Lawmakers obstructing “common sense reforms” should be wiped out at the ballot box, the US president said
The US government can no longer “do nothing” about gun violence in the country, President Joe Biden said in a speech on Thursday, citing the latest mass shootings. He proposed a number of gun control reforms and said voters will not forgive members of Congress who try to derail them.
The president cited data from the Centers for Disease Control and Prevention (CDC), which said guns are now the biggest killer of children in America, worse than car accidents and cancer. He mentioned several recent high-profile mass shootings, including the racial attack at a grocery store in Buffalo, New York, the gun rampage at Robb Elementary in Uvalde, Texas, and the attack at Saint Francis Hospital in Tulsa, Oklahoma.
Rampant gun violence is turning the schools and streets into “killing fields,” Biden said. Implementing some controls at this point is a matter of “conscience and common sense,” he added.

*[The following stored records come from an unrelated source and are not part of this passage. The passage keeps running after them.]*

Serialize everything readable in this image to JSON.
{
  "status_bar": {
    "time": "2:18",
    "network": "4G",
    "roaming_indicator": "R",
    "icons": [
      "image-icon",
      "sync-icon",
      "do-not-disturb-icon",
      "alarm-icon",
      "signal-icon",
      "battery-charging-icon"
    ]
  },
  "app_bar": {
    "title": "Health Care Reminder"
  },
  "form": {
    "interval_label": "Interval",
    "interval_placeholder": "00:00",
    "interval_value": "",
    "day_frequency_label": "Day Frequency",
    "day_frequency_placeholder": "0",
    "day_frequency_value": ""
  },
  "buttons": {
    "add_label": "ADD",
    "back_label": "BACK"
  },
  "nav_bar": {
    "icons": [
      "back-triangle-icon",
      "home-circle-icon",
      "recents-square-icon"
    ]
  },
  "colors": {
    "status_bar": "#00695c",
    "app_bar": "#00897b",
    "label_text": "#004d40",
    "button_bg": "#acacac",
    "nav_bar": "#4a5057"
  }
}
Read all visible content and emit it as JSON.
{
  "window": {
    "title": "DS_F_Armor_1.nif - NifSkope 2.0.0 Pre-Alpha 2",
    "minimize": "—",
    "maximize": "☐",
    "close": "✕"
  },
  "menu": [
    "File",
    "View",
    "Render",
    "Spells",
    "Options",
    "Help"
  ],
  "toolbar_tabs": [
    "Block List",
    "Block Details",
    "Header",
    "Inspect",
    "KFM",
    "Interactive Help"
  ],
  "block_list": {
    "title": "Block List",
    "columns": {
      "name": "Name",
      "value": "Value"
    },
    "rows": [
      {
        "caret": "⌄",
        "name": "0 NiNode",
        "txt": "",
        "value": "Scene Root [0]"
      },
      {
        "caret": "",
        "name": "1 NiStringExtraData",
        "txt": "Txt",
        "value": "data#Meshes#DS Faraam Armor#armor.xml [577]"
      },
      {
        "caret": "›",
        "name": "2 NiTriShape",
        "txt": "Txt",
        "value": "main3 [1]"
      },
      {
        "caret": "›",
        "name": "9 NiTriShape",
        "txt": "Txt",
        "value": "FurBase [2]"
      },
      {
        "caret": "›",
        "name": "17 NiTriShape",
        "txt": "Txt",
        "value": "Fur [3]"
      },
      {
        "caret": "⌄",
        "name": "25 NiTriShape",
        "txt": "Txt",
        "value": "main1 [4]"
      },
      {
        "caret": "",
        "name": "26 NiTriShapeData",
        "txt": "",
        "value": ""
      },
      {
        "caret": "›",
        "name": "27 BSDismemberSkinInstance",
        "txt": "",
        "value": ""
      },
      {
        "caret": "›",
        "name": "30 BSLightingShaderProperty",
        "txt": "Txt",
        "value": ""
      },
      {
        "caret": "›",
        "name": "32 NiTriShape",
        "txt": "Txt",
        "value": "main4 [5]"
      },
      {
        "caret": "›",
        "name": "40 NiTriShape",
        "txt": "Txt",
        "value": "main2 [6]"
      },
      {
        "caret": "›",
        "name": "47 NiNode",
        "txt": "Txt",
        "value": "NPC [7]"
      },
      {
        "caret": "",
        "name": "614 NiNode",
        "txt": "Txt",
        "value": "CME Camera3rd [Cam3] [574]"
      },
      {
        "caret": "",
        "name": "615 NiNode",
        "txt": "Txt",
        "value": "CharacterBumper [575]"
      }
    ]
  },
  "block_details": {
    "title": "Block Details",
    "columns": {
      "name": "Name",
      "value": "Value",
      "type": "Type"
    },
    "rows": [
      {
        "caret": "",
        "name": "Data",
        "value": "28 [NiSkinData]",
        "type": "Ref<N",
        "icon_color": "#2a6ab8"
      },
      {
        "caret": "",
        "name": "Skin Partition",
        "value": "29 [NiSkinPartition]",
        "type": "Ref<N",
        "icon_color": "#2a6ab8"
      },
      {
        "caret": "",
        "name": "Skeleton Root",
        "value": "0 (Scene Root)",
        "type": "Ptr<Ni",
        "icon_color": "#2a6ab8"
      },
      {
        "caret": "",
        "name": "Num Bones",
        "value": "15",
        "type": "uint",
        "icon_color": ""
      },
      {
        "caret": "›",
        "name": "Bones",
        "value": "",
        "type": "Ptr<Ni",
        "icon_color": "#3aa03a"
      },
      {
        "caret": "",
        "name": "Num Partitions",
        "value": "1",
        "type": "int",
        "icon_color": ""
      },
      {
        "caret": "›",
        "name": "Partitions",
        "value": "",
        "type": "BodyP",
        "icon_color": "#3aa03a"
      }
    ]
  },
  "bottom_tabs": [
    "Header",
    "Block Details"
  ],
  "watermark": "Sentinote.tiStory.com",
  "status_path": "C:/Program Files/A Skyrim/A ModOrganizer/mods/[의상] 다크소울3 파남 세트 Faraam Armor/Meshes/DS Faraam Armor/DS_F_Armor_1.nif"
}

Biden wants to reinstate a federal ban on assault weapons and high-capacity magazines along the lines of the 1994 law that he sponsored, and which expired 10 years after passage. If assault weapons cannot be banned, he said, then the age limit to purchase them should be raised from 18 to 21.
As he argued for a ban, he described the damage done by these types of weapons during the Uvalde shooting, saying it was so massive that “parents had to do DNA swabs to identify the remains of their children.”
The president wants to strengthen laws regarding the safe storage of firearms and personal liability for not locking guns up. He also wants to strip the gun industry of its immunity from liability for damage caused by its products.
Biden also called for a law on universal background checks that would close the ‘gun show loophole’ allowing background checks to be circumvented, and a federal red-flag law which would allow parents, teachers, and school chancellors to ask courts to prohibit gun purchases by children with violent or suicidal tendencies.
The president reiterated the need to address the mental health crisis in the US, saying it fuels the problem of gun violence, and is in turn fueled by it.
“This time, we have to take the time to do something. And this time, it’s time for the Senate to do something,” he said, referring to the need to overcome the filibuster in the evenly-split Senate to pass legislation.
“The fact that the majority of the Senate Republicans don’t want any of these proposals even to be debated or come up for a vote, I find unconscionable,” he said.
Not passing any reforms would be a failure, Biden argued, while claiming that most Americans want tighter controls.
“If Congress fails, I believe this time a majority of the American people won’t give up either. I believe the majority of you will act to turn your outrage into making this issue central to your vote,” he said.
Recent opinion polls show that the poor state of the US economy and surging inflation are the biggest concerns for the American people. Many blame the Biden administration, saying it has not done enough to address these issues.
Most political experts expect the Democrats to suffer serious losses in the midterm election in November, costing the ruling party the majority in the House and Senate.